The protests in Wukan Village in Guangong, the province next to Hong Kong, ended on Wednesday after officials offered concessions over seized farmland and the death of a village leader, whose family suspects he was beaten in custody.
Villagers denounced local officials as corrupt and heartless throughout their months-long wrangle, which erupted in rioting in September, but they ended up welcoming provincial party officials as brokers who finally stepped in to compromise.
The People's Daily chided officials for letting the dispute get out of hand in the first place, but also praised the outcome as an example of how the government should handle an increasingly fractious and vocal society.
"The initial error of the local government in the Wukan incident was its failure to heed the reasonable demands of the villagers, which escalated reasoned petitioning into excessive actions," the paper, which broadly reflects the views of the ruling Communist Party, said in a commentary.
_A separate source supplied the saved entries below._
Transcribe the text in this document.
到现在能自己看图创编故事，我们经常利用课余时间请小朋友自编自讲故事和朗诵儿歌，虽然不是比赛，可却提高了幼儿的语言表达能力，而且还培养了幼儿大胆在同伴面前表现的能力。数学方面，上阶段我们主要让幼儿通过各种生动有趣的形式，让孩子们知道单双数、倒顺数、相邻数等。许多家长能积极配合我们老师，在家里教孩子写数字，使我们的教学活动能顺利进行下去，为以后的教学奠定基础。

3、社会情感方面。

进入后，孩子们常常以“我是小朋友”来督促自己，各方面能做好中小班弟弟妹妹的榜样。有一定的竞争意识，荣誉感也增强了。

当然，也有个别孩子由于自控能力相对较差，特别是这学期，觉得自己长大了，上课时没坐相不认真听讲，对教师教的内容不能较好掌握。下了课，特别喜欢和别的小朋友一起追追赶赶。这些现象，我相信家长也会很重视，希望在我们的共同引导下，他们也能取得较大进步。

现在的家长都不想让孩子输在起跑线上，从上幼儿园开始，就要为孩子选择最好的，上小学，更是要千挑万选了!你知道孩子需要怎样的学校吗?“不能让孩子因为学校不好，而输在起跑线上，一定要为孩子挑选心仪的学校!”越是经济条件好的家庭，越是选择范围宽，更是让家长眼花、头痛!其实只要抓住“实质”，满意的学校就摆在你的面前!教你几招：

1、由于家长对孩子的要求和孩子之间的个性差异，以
But the newspaper praised a team of provincial officials that was instrumental in brokering a compromise -- words that could comfort Wang Yang, the Communist Party chief of Guangdong, who has exuded ambition for a place in China's next central leadership, which will be unveiled in late 2012.
The work team, led by one of Wang's deputies, "created the basic conditions for stability and harmony" in Wukan, said the paper, which cited Wang's instructions to "face up" to the entrenched grievances in the village.
"This political courage to correct mistakes embodies the abiding mission of our party to take responsibility for the public's interests," it said.
China faces wrenching social shifts that will provoke growing public demands and conflicts, and Guangdong, with its rapid growth and huge population of rural migrants, is "both a typical and a cautionary case," said the paper.
Residents of Wukan fended off police with barricades and held protests over the land dispute and death in police custody of the village organizer, Xue Jinbo, rejecting the government's position that an autopsy showed he died of natural causes.
But after talks with senior officials, village representatives told residents to pull down protest banners and go back to their normal lives -- provided the government kept to its word.
The officials agreed to release three men held over the land protest in September, when a government office was trashed, and to re-examine the cause of Xue's death, protest organizers said.
Protests in China have become relatively common over corruption, pollution, wages, and land grabs that local-level officials justify in the name of development.
Chinese experts put the number of "mass incidents," as such protests are known, at about 90,000 a year in recent years.
The grip of Communist Party rule is not directly threatened by such bursts of unrest, but officials fear they could coalesce into broader, more organized challenges to their power.